Hope this is of help to all of you with those wonderful DIY light boxes, in my opinion considering price (less than a fiver), availabilty and availabilty of light fittings to suit, the best lamps are the PL-L or PL-C which come in sizes ranging from 10W to 55W.

You want colour code 840.

This takes into account the following, you need as high a colour temperature as possible. The range is from 2400 "Warm" like your household bulbs to 6000 which is "Daylight" the above lamps are about 4000, just above "Neutral".

Colour rendering is important too, they range from 20 "Recognisable colours", like car colours under sodium streetlights, to 100 which is "Excellent" like natural colour.

The above lamps have a colour rendering index of over 80, ie Pretty damn good!

So their you go, Colour code 840 it is and although colour codes 950, 865 and 965 have much better properties their cost, availability and then finding a suitable fitting for home use just about rule them out for most diy types.

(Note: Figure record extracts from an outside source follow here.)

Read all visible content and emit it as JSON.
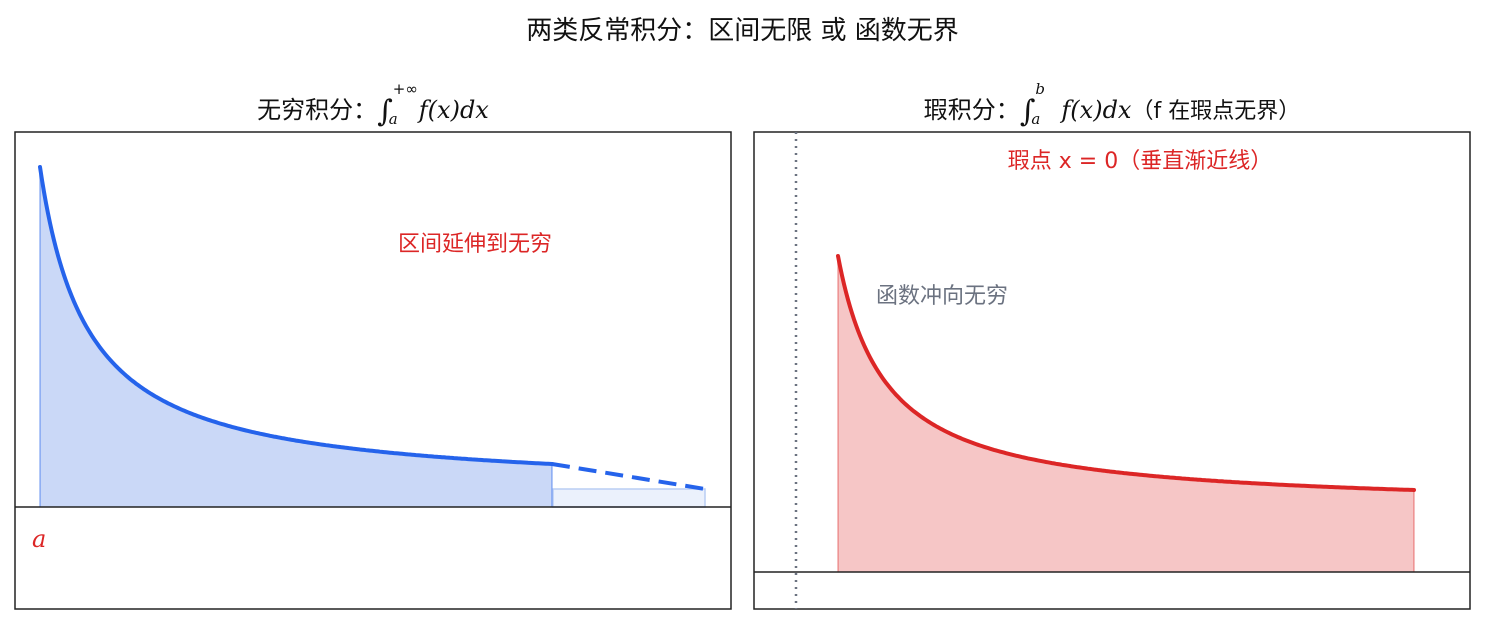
{
  "figure": {
    "title": "两类反常积分：区间无限 或 函数无界"
  },
  "left_panel": {
    "title_prefix": "无穷积分：",
    "upper_limit": "+∞",
    "lower_limit": "a",
    "integrand": "f(x)dx",
    "annotation": "区间延伸到无穷",
    "point_label": "a",
    "colors": {
      "curve": "#2563eb",
      "fill": "#c7d6f7",
      "annotation": "#dc2626"
    }
  },
  "right_panel": {
    "title_prefix": "瑕积分：",
    "upper_limit": "b",
    "lower_limit": "a",
    "integrand": "f(x)dx",
    "title_note": "（f 在瑕点无界）",
    "asymptote_label": "瑕点 x = 0（垂直渐近线）",
    "annotation": "函数冲向无穷",
    "colors": {
      "curve": "#dc2626",
      "fill": "#f6c6c6",
      "asymptote": "#6b7280",
      "annotation_gray": "#6b7280"
    }
  }
}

Any other questions about lighting I'll happily do my best to answer apart from "Then why are your pics so crap Mark"









I actually have the first week in October off and am going to get my head round this pic business and make up a cheap, easy to bodge up, foldable "Picbox" (patent applied for).

Cheers


----------



## Stan (Aug 7, 2003)

MarkF,

Nice one, thanks


----------



## Sargon (Feb 24, 2003)

I rather like the IKEA trash basket idea seen on some other fora.


----------



## 036 (Feb 27, 2003)

I got a couple of those fluorescents the other day prior to your useful post, Mark. I have chucked out the pacgaging but the numbers on the bulbs read

FLE23QBX/A/827

Is 827 the colour code, and if so is it any good? I must say I tried a couple of shots using them and the colour balance was way off. Thinking back it may have been because I did not have other tungsten lighting switched off.

I will try a few pics later... the last ones were depressingly bad, my first few goes were better.

Thanks a lot for the info Mark.


----------



## Roy (Feb 23, 2003)

I use no light source what so ever, just take the pictures near to a window.


----------



## MarkF (Jul 5, 2003)

Hi Si,

827, I can't remeber what the 8 stands for but the 27 denote a colour temperature of 2700k, it is poor for what you want. It'll give a warm cosy colour like a household incandesccent bulb. Look for a code that ends in 40 or higher.

Roy, top man, using the best light source of all


----------